Perbesar Aset hingga Rp27 Triliun, Bukit Asam Tempuh Jalur Ini

Ulfa Arieza, Jurnalis · Rabu 22 Maret 2017 14:35 WIB
https: img.okezone.com content 2017 03 22 320 1649098 perbesar-aset-hingga-rp27-triliun-bukit-asam-tempuh-jalur-ini-UC0LaPRaTu.jpg Ilustrasi: (Foto: Okezone)

JAKARTA - PT Bukit Asam (Persero) Tbk. (PTBA) akan melakukan langkah pengembangan usaha melalui skema Mergers and Acquisitions (M&A) pada tahun ini.

Direktur Keuangan Bukit Asam Achmad Sudarto mengatakan PTBA akan secara agresif mengambil langkah M&A baik yang bersifat organik maupun anorganik.

"Mungkin industri-industri yang tidak ada hubungannya sama batu bara, seperti kapal, CPO, company, tidak harus company batu bara," jelas Sudarto di Gedung BEI, Jakarta, Rabu (22/3/2017).

Keputusan pelebaran sayap PTBA ke sektor non tambang didasarkan pertimbangan untuk percepatan perusahaan.
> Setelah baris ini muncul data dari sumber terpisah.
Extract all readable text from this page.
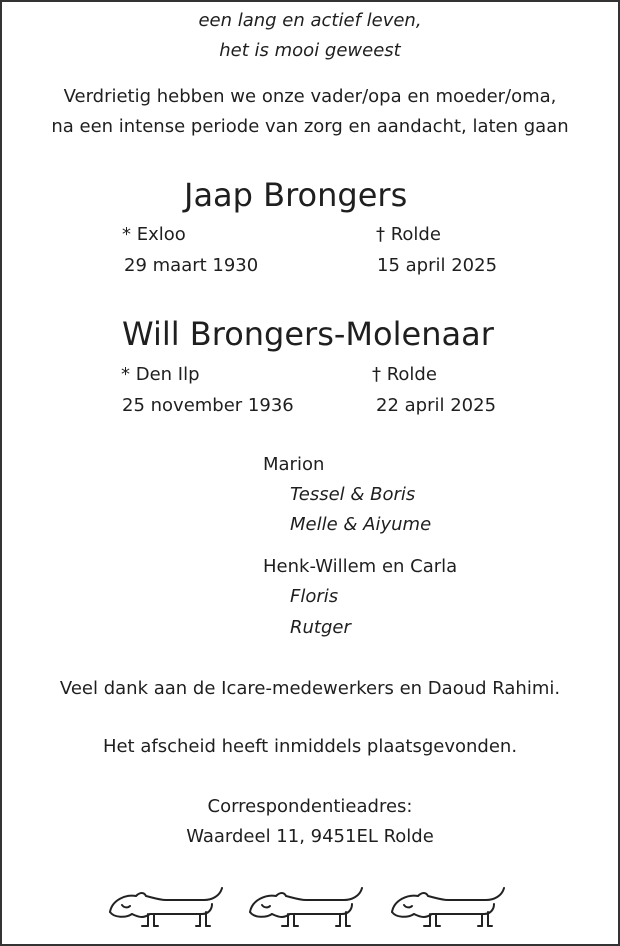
een lang en actief leven,
het is mooi geweest
Verdrietig hebben we onze vader/opa en moeder/oma,
na een intense periode van zorg en aandacht, laten gaan
Jaap Brongers
* Exloo	† Rolde
29 maart 1930	15 april 2025
Will Brongers-Molenaar
* Den Ilp	† Rolde
25 november 1936	22 april 2025
Marion
Tessel & Boris
Melle & Aiyume
Henk-Willem en Carla
Floris
Rutger
Veel dank aan de Icare-medewerkers en Daoud Rahimi.
Het afscheid heeft inmiddels plaatsgevonden.
Correspondentieadres:
Waardeel 11, 9451EL Rolde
Mengingat harga batu bara yang cenderung fluktuatif.

"Butuh size up di company. Kalau hanya menggunakan batu bara mungkin, tapi saya tidak bisa lompat. Mungkin lima tahun ke depan meningkat," tambah dia.
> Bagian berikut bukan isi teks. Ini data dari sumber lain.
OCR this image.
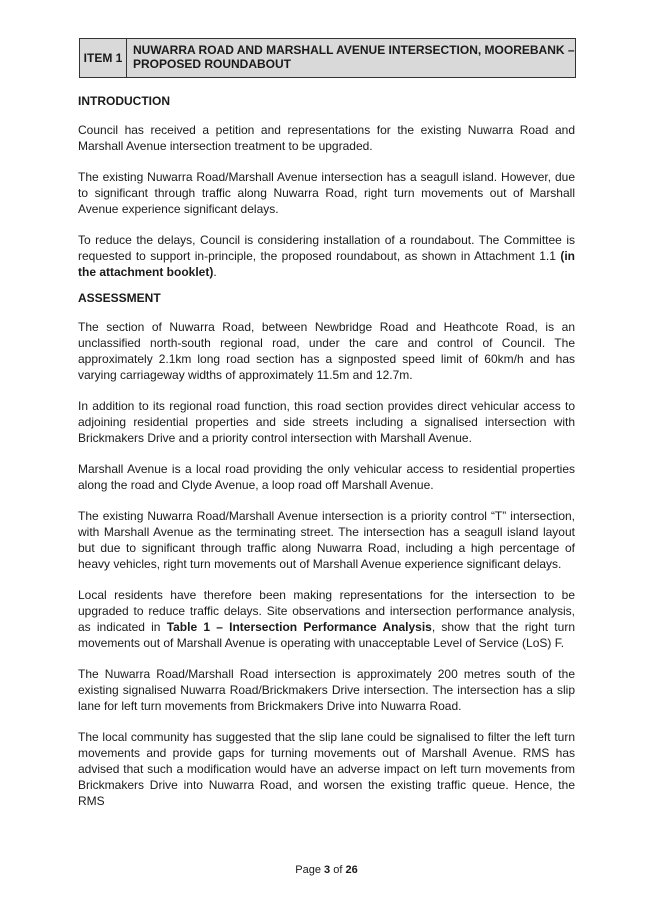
ITEM 1
NUWARRA ROAD AND MARSHALL AVENUE INTERSECTION, MOOREBANK –
PROPOSED ROUNDABOUT
INTRODUCTION

Council has received a petition and representations for the existing Nuwarra Road and Marshall Avenue intersection treatment to be upgraded.

The existing Nuwarra Road/Marshall Avenue intersection has a seagull island. However, due to significant through traffic along Nuwarra Road, right turn movements out of Marshall Avenue experience significant delays.

To reduce the delays, Council is considering installation of a roundabout. The Committee is requested to support in-principle, the proposed roundabout, as shown in Attachment 1.1 (in the attachment booklet).

ASSESSMENT

The section of Nuwarra Road, between Newbridge Road and Heathcote Road, is an unclassified north-south regional road, under the care and control of Council. The approximately 2.1km long road section has a signposted speed limit of 60km/h and has varying carriageway widths of approximately 11.5m and 12.7m.

In addition to its regional road function, this road section provides direct vehicular access to adjoining residential properties and side streets including a signalised intersection with Brickmakers Drive and a priority control intersection with Marshall Avenue.

Marshall Avenue is a local road providing the only vehicular access to residential properties along the road and Clyde Avenue, a loop road off Marshall Avenue.

The existing Nuwarra Road/Marshall Avenue intersection is a priority control “T” intersection, with Marshall Avenue as the terminating street. The intersection has a seagull island layout but due to significant through traffic along Nuwarra Road, including a high percentage of heavy vehicles, right turn movements out of Marshall Avenue experience significant delays.

Local residents have therefore been making representations for the intersection to be upgraded to reduce traffic delays. Site observations and intersection performance analysis, as indicated in Table 1 – Intersection Performance Analysis, show that the right turn movements out of Marshall Avenue is operating with unacceptable Level of Service (LoS) F.

The Nuwarra Road/Marshall Road intersection is approximately 200 metres south of the existing signalised Nuwarra Road/Brickmakers Drive intersection. The intersection has a slip lane for left turn movements from Brickmakers Drive into Nuwarra Road.

The local community has suggested that the slip lane could be signalised to filter the left turn movements and provide gaps for turning movements out of Marshall Avenue. RMS has advised that such a modification would have an adverse impact on left turn movements from Brickmakers Drive into Nuwarra Road, and worsen the existing traffic queue. Hence, the RMS

Page 3 of 26
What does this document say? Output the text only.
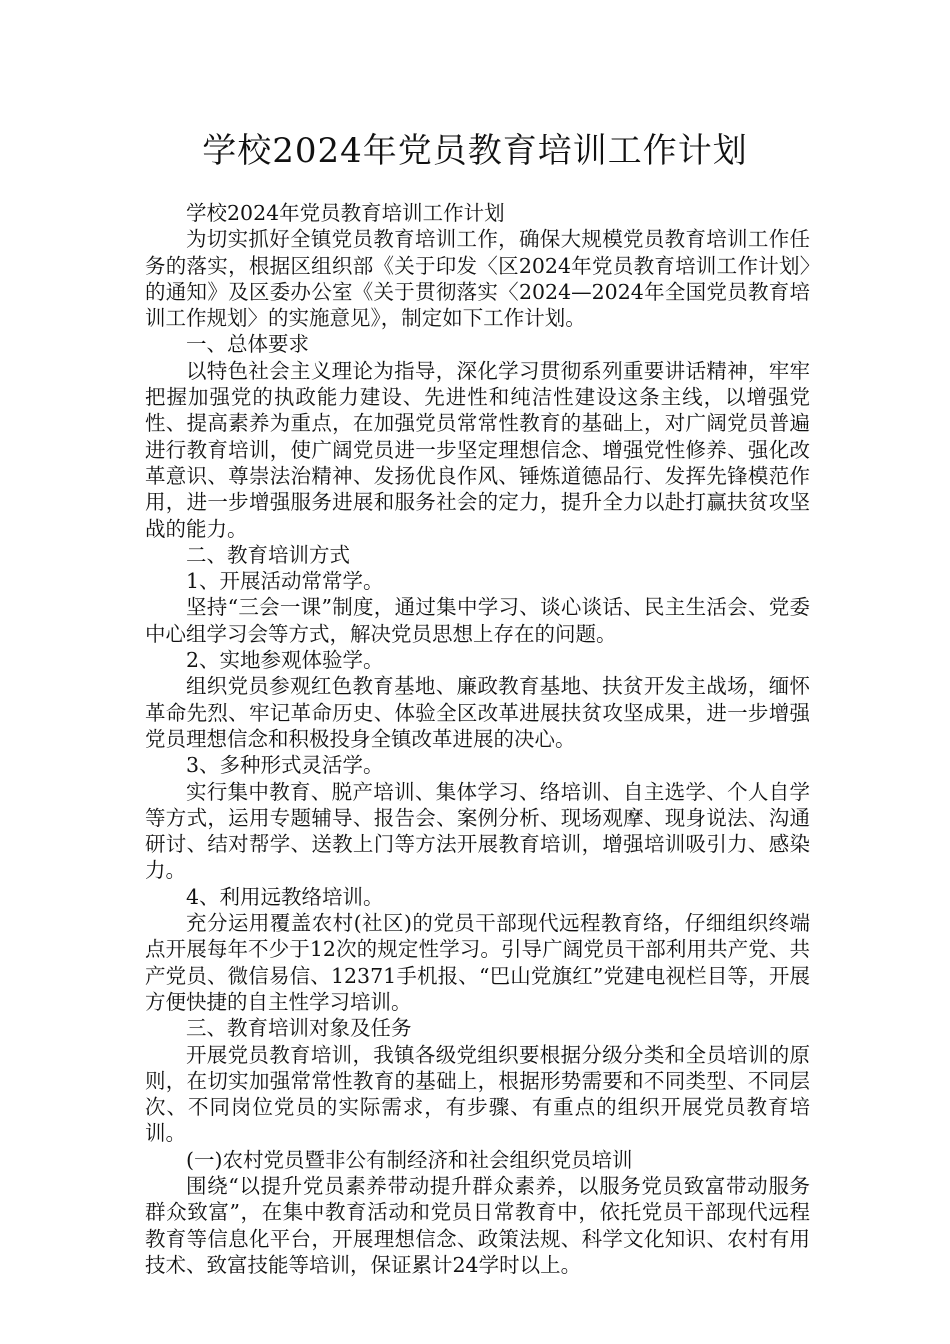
学校2024年党员教育培训工作计划

学校2024年党员教育培训工作计划

为切实抓好全镇党员教育培训工作，确保大规模党员教育培训工作任务的落实，根据区组织部《关于印发〈区2024年党员教育培训工作计划〉的通知》及区委办公室《关于贯彻落实〈2024—2024年全国党员教育培训工作规划〉的实施意见》，制定如下工作计划。

一、总体要求

以特色社会主义理论为指导，深化学习贯彻系列重要讲话精神，牢牢把握加强党的执政能力建设、先进性和纯洁性建设这条主线，以增强党性、提高素养为重点，在加强党员常常性教育的基础上，对广阔党员普遍进行教育培训，使广阔党员进一步坚定理想信念、增强党性修养、强化改革意识、尊崇法治精神、发扬优良作风、锤炼道德品行、发挥先锋模范作用，进一步增强服务进展和服务社会的定力，提升全力以赴打赢扶贫攻坚战的能力。

二、教育培训方式

1、开展活动常常学。

坚持“三会一课”制度，通过集中学习、谈心谈话、民主生活会、党委中心组学习会等方式，解决党员思想上存在的问题。

2、实地参观体验学。

组织党员参观红色教育基地、廉政教育基地、扶贫开发主战场，缅怀革命先烈、牢记革命历史、体验全区改革进展扶贫攻坚成果，进一步增强党员理想信念和积极投身全镇改革进展的决心。

3、多种形式灵活学。

实行集中教育、脱产培训、集体学习、络培训、自主选学、个人自学等方式，运用专题辅导、报告会、案例分析、现场观摩、现身说法、沟通研讨、结对帮学、送教上门等方法开展教育培训，增强培训吸引力、感染力。

4、利用远教络培训。

充分运用覆盖农村(社区)的党员干部现代远程教育络，仔细组织终端点开展每年不少于12次的规定性学习。引导广阔党员干部利用共产党、共产党员、微信易信、12371手机报、“巴山党旗红”党建电视栏目等，开展方便快捷的自主性学习培训。

三、教育培训对象及任务

开展党员教育培训，我镇各级党组织要根据分级分类和全员培训的原则，在切实加强常常性教育的基础上，根据形势需要和不同类型、不同层次、不同岗位党员的实际需求，有步骤、有重点的组织开展党员教育培训。

(一)农村党员暨非公有制经济和社会组织党员培训

围绕“以提升党员素养带动提升群众素养，以服务党员致富带动服务群众致富”，在集中教育活动和党员日常教育中，依托党员干部现代远程教育等信息化平台，开展理想信念、政策法规、科学文化知识、农村有用技术、致富技能等培训，保证累计24学时以上。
Perusahaan tambang batu bara terbesar di Indonesia ini akan menyasar korporasi domestik dengan regulasi off shore. Hingga saat ini beberapa korporasi telah sampai pada tahapan pembahasan finansial untuk kesepakatan harga.

Target pertumbuhan aset dari proses M&A ini adalah setengah dari aset yang dimiliki PTBA pada Desember 2016, yaitu Rp18,57 triliun. Artinya, aset perusahaan bisa tumbuh mencapai Rp27,85 triliun setelah proses akuisisi dilakukan.

"Kalau jadi, kalau asetnya besar saya. Pada Desember Rp18 triliun. Mungkin setengah dari aset, depends on," tambah dia.

Kendati demikian, Sudarto belum dapat merinci nama-nama korporasi terkait. Dia hanya menekankan sektor yang akan disasar adalah Crude Palm Oil (CPO).

"Termasuk power plant dan CPO company, pokoknya sektornya itu yang tadi," pungkas dia.